Hi you could try an uninstall Cryptainer in safe mode.
I wouldn't say that is the cause..but worth a try.
Let us know if uninstalling works.

As for "wouldn't it either work of not" sometimes it can take a while for a system to finally give up.


----------



## rutica (Oct 28, 2004)

thanks for writing again.

I uninstalled Cryptainer as soon as I started having troubles. still no luck.

can you think of other troubleshooting tips that i can try?


----------



## blues_harp28 (Jan 9, 2005)

Hi if it will not run in safe mode...with black screen..and beeps.
A new system is the only option I can suggest [sorry].


----------



## rutica (Oct 28, 2004)

What hardware do you think is the problem? the hard drive? the motherboard? the processor?

Thanks,


----------



## blues_harp28 (Jan 9, 2005)

Hi hard drive would be my guess.


----------



## frigitar (Sep 7, 2006)

@rutica ,

you've replied above saying " removed and reconnected all the plugs". Thats actually not of much use . I think you're referring to the plugs such as the monitor , mouse , keyboard etc. that connect to the back of your CPU ??

You'll need to open up your system. Unscrew the screws along the body of the CPU. remove the cover. You'll now be able to "touch" the processor , RAM , etc... you know.. the inside of the CPU.

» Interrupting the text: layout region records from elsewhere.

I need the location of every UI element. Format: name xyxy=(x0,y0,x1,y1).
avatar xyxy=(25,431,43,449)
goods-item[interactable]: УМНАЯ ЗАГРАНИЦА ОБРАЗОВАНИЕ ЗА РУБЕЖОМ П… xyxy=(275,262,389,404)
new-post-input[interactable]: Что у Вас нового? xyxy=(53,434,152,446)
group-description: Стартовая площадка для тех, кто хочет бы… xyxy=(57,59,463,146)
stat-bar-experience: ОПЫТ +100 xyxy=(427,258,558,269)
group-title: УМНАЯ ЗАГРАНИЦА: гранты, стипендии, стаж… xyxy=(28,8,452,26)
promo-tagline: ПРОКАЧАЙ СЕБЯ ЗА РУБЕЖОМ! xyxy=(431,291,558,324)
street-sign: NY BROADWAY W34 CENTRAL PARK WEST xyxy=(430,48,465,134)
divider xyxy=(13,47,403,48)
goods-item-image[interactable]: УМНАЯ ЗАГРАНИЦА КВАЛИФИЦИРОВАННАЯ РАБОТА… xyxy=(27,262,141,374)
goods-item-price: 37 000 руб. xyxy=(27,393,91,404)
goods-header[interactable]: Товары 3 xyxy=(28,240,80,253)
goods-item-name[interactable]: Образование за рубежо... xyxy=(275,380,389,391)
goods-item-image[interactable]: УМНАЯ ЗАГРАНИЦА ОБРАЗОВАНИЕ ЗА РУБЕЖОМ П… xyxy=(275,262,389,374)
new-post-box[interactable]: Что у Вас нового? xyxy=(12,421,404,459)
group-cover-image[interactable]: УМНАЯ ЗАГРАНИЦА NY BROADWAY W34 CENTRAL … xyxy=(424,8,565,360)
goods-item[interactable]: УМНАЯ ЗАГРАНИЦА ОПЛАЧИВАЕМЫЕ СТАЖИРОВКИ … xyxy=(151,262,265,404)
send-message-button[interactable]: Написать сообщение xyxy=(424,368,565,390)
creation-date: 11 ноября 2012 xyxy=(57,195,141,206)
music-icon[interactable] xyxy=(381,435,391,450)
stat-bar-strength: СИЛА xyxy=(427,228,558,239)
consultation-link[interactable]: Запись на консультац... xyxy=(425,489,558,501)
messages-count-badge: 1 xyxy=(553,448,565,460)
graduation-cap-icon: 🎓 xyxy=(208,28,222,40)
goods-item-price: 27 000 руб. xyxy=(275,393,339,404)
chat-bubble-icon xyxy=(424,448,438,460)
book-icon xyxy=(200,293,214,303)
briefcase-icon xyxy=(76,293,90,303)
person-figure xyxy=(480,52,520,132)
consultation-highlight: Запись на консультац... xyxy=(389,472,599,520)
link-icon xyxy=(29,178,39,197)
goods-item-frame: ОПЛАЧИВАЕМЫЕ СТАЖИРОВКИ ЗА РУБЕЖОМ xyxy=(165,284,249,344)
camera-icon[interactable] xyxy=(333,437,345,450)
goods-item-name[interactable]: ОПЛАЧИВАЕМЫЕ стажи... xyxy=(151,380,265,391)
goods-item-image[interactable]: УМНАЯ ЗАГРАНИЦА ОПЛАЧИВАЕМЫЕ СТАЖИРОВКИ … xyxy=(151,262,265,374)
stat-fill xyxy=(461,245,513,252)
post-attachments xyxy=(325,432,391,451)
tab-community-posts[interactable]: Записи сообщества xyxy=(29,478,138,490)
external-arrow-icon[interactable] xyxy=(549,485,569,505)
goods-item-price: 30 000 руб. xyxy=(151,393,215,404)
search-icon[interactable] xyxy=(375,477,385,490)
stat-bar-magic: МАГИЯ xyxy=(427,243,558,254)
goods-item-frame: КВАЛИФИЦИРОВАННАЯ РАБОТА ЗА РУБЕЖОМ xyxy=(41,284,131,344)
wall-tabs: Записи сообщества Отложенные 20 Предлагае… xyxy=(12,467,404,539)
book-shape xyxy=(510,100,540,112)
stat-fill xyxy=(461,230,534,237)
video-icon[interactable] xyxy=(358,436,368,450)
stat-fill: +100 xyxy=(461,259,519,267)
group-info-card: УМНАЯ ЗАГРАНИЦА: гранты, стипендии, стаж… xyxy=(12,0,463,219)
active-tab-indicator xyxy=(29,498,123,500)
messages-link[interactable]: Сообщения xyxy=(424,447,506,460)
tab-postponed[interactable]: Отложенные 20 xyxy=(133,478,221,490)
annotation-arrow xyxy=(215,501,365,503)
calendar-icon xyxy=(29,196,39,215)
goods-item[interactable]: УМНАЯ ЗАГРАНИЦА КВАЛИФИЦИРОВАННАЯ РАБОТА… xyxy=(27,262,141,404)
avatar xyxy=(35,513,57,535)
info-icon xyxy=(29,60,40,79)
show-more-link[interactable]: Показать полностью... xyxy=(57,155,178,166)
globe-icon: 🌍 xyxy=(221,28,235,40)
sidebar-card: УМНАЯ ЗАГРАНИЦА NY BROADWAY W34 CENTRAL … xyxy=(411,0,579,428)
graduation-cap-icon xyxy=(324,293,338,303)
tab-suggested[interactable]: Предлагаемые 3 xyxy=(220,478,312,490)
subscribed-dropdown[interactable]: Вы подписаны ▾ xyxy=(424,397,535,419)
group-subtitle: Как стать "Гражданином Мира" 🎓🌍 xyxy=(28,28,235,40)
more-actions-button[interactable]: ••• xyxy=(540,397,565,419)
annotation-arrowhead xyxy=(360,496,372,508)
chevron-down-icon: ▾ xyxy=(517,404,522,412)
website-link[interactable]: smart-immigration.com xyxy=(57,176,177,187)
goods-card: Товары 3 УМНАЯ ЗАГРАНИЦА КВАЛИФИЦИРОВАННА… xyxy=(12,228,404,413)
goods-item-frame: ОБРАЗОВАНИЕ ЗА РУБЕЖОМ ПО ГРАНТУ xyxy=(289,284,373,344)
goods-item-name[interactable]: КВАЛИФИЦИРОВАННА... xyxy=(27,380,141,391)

Now remove these things and re-fit them one by one . 
Also try changing your RAM. this could also be a RAM problem you're facing. Try installing your existing RAM chip on another slot on your motherboard. Its really no big deal and your data is safe I think. just get someone who fiddles around with computers to have a look at your system ( if you're not sure of opening up the CPU ) .


----------



## dumber (Nov 22, 2006)

Beeps are usually the result of grafix card probs (faulty/dislodged/ or just oveheated). Count the number of 'beeps', then go to http://www.computerhope.com/beep.htm#04 for the beep codes which should identify the problem & enable a solution (less drastic than dismantling everything blindly).


----------